之前分享的文章leveldb实现原理分析详细描述了LevelDB的实现原理,本文从Put接口来看下leveldb数据写流程的源码实现。
LevelDB的读写接口在类DB中定义(leveldb/db.h),接口声明如下:
// Set the database entry for "key" to "value". Returns OK on success,
// and a non-OK status on error.
// Note: consider setting options.sync = true.
virtual Status Put(const WriteOptions& options,
const Slice& key,
const Slice& value) = 0;
// Remove the database entry (if any) for "key". Returns OK on
// success, and a non-OK status on error. It is not an error if "key"
// did not exist in the database.
// Note: consider setting options.sync = true.
virtual Status Delete(const WriteOptions& options, const Slice& key) = 0;
// Apply the specified updates to the database.

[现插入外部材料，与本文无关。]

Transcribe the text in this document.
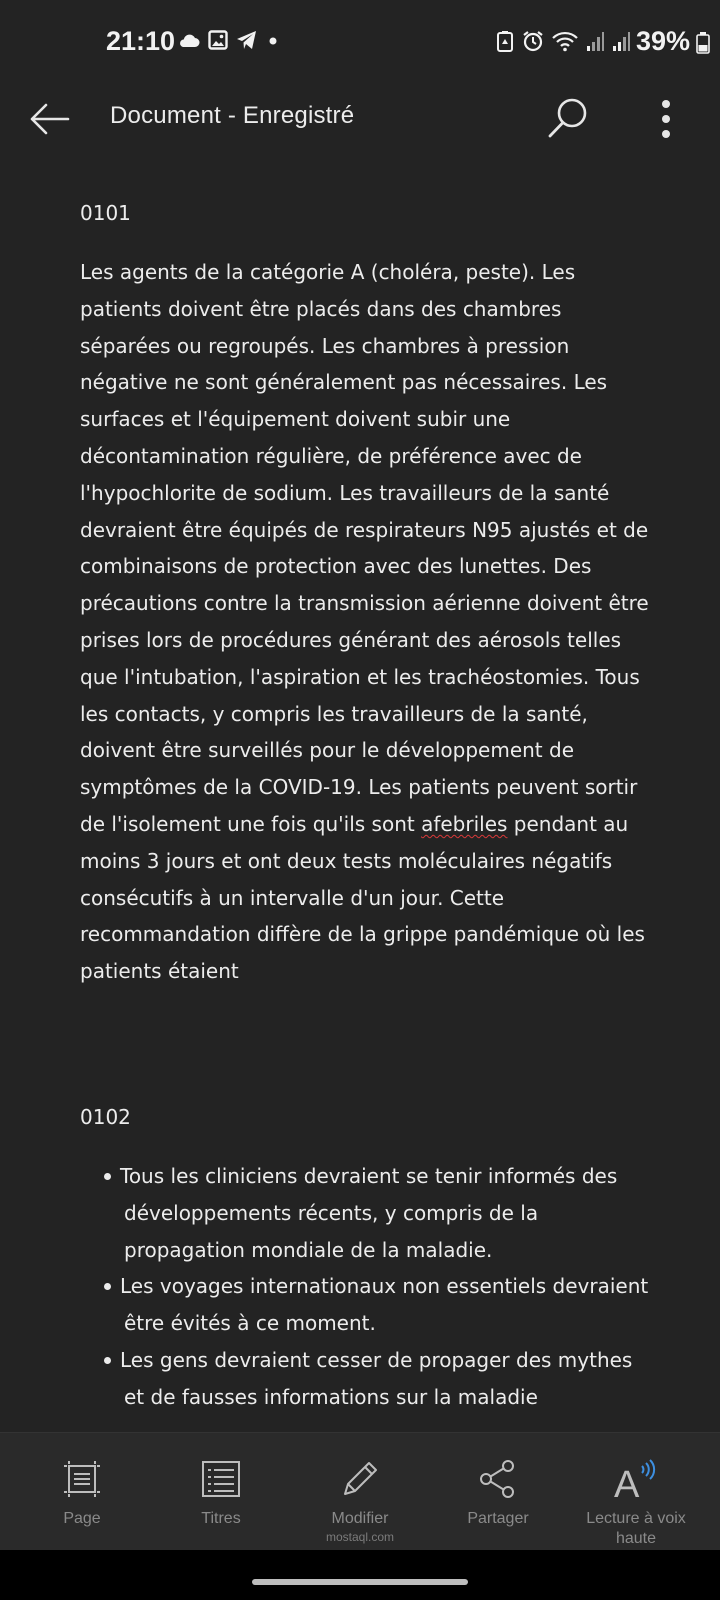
21:10	39%
Document - Enregistré
0101

Les agents de la catégorie A (choléra, peste). Les patients doivent être placés dans des chambres séparées ou regroupés. Les chambres à pression négative ne sont généralement pas nécessaires. Les surfaces et l'équipement doivent subir une décontamination régulière, de préférence avec de l'hypochlorite de sodium. Les travailleurs de la santé devraient être équipés de respirateurs N95 ajustés et de combinaisons de protection avec des lunettes. Des précautions contre la transmission aérienne doivent être prises lors de procédures générant des aérosols telles que l'intubation, l'aspiration et les trachéostomies. Tous les contacts, y compris les travailleurs de la santé, doivent être surveillés pour le développement de symptômes de la COVID-19. Les patients peuvent sortir de l'isolement une fois qu'ils sont afebriles pendant au moins 3 jours et ont deux tests moléculaires négatifs consécutifs à un intervalle d'un jour. Cette recommandation diffère de la grippe pandémique où les patients étaient

0102
Tous les cliniciens devraient se tenir informés des développements récents, y compris de la propagation mondiale de la maladie.
Les voyages internationaux non essentiels devraient être évités à ce moment.
Les gens devraient cesser de propager des mythes et de fausses informations sur la maladie
Page	Titres	Modifier	Partager
A
Lecture à voix haute
mostaql.com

// Returns OK on success, non-OK on failure.
// Note: consider setting options.sync = true.
virtual Status Write(const WriteOptions& options, WriteBatch* updates) = 0;
// If the database contains an entry for "key" store the
// corresponding value in *value and return OK.
//
// If there is no entry for "key" leave *value unchanged and return
// a status for which Status::IsNotFound() returns true.
//
// May return some other Status on an error.
virtual Status Get(const ReadOptions& options,
const Slice& key, std::string* value) = 0;
而接口的实现则在DBImpl类中(leveldb/db_impl.h)。这篇文章跟随Put接口,去了解leveldb的内部实现。
DBImpl类中的Put方法实现如下:
Status DBImpl::Put(const WriteOptions& o, const Slice& key, const Slice& val) {
return DB::Put(o, key, val);
}
它什么也没有做只是调用了父类DB的Put实现,DB::Put的实现如下:
Status DB::Put(const WriteOptions& opt, const Slice& key, const Slice& value) {
WriteBatch batch;
batch.Put(key, value);
return Write(opt, &batch);
}
父类的实现也很简单,就是将待写入的key-value放入WriteBatch对象中,然后调用了Write方法。在继续看Write方法实现之前,我们先看下这个方法用到的几个类:WriteOption,WriteBatch和Slice.它们的定义如下:
struct WriteOptions {
// If true, the write will be flushed from the operating system
// buffer cache (by calling WritableFile::Sync()) before the write
// is considered complete. If this flag is true, writes will be
// slower.
//
// If this flag is false, and the machine crashes, some recent
// writes may be lost. Note that if it is just the process that
// crashes (i.e., the machine does not reboot), no writes will be
// lost even if sync==false.
//
// In other words, a DB write with sync==false has similar
// crash semantics as the "write()" system call. A DB write
// with sync==true has similar crash semantics to a "write()"
// system call followed by "fsync()".
//
// Default: false
bool sync;
WriteOptions()
: sync(false) {
}
}
WriteOptions是个结构体,内部只有一个成员sync,从注释中可以知道,这个sync变量是用于决定是否需要将数据立即同步到磁盘的标记。
class WriteBatch {
public:
WriteBatch();
~WriteBatch();
// Store the mapping "key->value" in the database.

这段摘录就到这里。